For related concepts, see how the universe began, how gravity works, and what is quantum mechanics.
References
- Zwicky, F. (1933). Die Rotverschiebung von extragalaktischen Nebeln. Helvetica Physica Acta, 6, 110–127. (English translation in General Relativity and Gravitation, 41, 207–224, 2009.)
- Rubin, V., & Ford, W. K. (1970). Rotation of the Andromeda Nebula from a Spectroscopic Survey of Emission Regions. Astrophysical Journal, 159, 379–403. https://doi.org/10.1086/150317
- Clowe, D., Bradač, M., Gonzalez, A. H., Markevitch, M., Randall, S. W., Jones, C., & Zaritsky, D. (2006). A Direct Empirical Proof of the Existence of Dark Matter. Astrophysical Journal Letters, 648, L109–L113. https://doi.org/10.1086/508162
- Perlmutter, S., et al. (1999). Measurements of Omega and Lambda from 42 High-Redshift Supernovae. Astrophysical Journal, 517, 565–586. https://doi.org/10.1086/307221
- Riess, A. G., et al. (1998). Observational Evidence from Supernovae for an Accelerating Universe and a Cosmological Constant. Astronomical Journal, 116, 1009–1038. https://doi.org/10.1086/300499
- Planck Collaboration. (2020). Planck 2018 Results: Cosmological Parameters. Astronomy & Astrophysics, 641, A6. https://doi.org/10.1051/0004-6361/201833910
- Carroll, S. M. (2001). The Cosmological Constant. Living Reviews in Relativity, 4, 1. https://doi.org/10.12942/lrr-2001-1
- Bertone, G., Hooper, D., & Silk, J. (2005). Particle Dark Matter: Evidence, Candidates and Constraints. Physics Reports, 405(5–6), 279–390. https://doi.org/10.1016/j.physrep.2004.08.031
Frequently Asked Questions
What is dark matter?
Matter that doesn't interact with light but exerts gravity, accounting for ~27% of the universe's energy content. Its existence is confirmed by galaxy rotation curves, gravitational lensing, and the Bullet Cluster collision — but its physical identity remains unknown.
What is dark energy?
An energy permeating all space that drives the universe's accelerating expansion, accounting for ~68% of total energy content. Discovered in 1998 via supernova distances; the simplest explanation is Einstein's cosmological constant (vacuum energy), but its physical origin is completely unknown.

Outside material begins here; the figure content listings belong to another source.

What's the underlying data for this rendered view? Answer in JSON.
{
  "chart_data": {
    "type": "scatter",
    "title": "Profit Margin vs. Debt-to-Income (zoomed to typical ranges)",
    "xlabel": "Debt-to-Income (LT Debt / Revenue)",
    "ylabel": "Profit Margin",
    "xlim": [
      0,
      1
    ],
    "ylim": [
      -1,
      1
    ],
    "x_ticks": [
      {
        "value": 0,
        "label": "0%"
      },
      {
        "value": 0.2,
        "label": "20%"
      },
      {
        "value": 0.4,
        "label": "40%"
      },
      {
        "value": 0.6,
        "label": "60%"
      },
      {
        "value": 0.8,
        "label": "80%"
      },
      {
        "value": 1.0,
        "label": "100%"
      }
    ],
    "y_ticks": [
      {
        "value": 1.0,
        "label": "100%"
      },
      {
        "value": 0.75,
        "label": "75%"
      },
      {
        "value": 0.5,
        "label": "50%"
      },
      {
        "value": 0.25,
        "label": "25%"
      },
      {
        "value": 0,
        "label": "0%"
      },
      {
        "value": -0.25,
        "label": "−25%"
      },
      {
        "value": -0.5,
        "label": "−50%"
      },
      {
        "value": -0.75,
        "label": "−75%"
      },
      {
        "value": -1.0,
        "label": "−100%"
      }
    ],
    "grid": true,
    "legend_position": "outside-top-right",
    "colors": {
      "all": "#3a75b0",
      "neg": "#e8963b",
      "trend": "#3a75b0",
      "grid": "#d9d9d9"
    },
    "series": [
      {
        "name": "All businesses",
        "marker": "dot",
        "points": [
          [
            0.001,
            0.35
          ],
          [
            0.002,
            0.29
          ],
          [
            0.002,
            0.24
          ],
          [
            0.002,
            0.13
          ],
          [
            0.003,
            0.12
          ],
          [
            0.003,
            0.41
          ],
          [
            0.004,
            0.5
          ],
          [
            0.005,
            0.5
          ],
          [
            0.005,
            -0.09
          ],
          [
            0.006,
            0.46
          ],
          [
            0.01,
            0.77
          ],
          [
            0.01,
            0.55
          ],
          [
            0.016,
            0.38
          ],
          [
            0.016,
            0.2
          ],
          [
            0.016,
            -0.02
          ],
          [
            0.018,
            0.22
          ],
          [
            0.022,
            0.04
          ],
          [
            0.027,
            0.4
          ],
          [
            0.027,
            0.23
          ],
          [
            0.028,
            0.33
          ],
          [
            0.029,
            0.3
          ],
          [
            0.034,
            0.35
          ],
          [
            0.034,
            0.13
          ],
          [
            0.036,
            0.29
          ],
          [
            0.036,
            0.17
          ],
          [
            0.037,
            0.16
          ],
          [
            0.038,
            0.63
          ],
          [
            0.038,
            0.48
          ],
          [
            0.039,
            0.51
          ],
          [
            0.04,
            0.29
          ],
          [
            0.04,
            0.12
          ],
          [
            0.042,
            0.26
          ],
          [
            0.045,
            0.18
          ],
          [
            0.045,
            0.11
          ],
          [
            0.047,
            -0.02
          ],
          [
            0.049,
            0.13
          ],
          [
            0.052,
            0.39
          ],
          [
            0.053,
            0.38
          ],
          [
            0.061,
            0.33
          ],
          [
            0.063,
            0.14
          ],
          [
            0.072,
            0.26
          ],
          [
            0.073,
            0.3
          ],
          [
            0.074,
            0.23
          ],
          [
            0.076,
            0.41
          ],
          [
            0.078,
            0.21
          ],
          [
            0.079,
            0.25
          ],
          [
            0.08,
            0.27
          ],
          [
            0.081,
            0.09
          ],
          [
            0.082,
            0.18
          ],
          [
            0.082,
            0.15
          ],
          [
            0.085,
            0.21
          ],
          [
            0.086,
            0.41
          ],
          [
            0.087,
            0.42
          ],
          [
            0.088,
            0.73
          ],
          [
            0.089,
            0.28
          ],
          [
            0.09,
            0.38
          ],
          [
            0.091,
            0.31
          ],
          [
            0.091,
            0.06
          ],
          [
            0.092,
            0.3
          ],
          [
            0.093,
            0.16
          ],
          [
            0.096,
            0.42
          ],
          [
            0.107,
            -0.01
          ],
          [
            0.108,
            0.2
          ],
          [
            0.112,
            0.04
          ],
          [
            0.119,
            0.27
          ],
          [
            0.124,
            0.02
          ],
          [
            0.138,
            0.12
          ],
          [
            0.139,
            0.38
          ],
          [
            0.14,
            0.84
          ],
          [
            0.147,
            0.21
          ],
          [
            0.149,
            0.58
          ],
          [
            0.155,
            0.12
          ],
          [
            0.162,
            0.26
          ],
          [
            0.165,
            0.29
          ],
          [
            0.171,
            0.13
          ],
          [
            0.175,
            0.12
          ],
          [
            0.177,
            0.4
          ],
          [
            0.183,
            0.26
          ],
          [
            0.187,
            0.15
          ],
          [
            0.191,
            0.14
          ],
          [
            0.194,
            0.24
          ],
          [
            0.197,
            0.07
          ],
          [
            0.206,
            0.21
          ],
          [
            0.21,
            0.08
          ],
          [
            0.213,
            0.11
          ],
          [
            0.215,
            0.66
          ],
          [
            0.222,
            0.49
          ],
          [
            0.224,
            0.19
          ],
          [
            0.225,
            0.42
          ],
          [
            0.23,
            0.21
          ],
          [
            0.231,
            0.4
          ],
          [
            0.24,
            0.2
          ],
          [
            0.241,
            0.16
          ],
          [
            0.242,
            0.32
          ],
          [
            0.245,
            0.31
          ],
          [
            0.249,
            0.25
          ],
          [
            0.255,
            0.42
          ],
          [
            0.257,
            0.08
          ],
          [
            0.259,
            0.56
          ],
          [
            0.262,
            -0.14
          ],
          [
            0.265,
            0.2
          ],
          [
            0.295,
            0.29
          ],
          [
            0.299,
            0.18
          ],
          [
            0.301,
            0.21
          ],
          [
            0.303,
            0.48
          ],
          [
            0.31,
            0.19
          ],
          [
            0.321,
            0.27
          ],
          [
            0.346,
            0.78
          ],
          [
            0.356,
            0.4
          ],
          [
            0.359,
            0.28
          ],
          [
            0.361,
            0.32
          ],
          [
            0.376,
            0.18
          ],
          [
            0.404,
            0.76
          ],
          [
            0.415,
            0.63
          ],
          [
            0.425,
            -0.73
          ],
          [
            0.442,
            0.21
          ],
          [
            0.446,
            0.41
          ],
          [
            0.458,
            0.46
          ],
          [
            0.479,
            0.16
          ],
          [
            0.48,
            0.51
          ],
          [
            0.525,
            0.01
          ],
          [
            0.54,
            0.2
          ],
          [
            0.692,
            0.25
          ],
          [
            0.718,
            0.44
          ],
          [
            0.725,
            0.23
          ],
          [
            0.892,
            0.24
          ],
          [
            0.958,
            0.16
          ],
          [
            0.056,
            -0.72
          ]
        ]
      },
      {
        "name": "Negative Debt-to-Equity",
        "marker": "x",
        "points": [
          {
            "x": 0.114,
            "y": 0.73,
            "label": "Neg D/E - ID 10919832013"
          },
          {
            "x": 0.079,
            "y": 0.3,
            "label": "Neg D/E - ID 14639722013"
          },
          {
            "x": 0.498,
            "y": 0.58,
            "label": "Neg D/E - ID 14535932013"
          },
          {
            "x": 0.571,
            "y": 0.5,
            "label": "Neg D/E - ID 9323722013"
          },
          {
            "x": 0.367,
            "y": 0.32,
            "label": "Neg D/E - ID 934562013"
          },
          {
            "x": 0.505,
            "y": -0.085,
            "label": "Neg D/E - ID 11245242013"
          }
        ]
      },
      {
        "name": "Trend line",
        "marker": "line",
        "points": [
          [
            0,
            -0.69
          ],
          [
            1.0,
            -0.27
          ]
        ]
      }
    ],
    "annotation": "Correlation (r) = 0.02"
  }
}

How do we know dark matter exists if we can't see it?
Four independent lines of evidence: flat galaxy rotation curves (outer stars orbit too fast), gravitational lensing (more bending than visible mass predicts), the Bullet Cluster (dark matter separated from gas during a cluster collision), and structure formation (the cosmic web requires dark matter to form on the observed timescale).
Could dark matter just be undetected ordinary matter?
No. Big Bang nucleosynthesis constrains ordinary matter to ~5% of the universe — matching observed hydrogen/helium abundances exactly. Dark matter must be non-baryonic. Leading candidates are exotic particles: WIMPs, axions, or sterile neutrinos.
Why is dark energy sometimes called the cosmological constant?
Einstein's cosmological constant (Λ) — the energy density of empty space — is the simplest explanation for dark energy. The observed value matches observations, but is 10¹²² times smaller than quantum field theory predicts, the largest discrepancy between theory and observation in all of physics.
What happens to dark energy and dark matter in the future?
If the cosmological constant holds, expansion accelerates forever — stars burn out, galaxies isolate, black holes evaporate, heat death over ~10¹⁰⁰ years. If dark energy grows stronger over time, a 'Big Rip' could tear apart matter at a specific future date.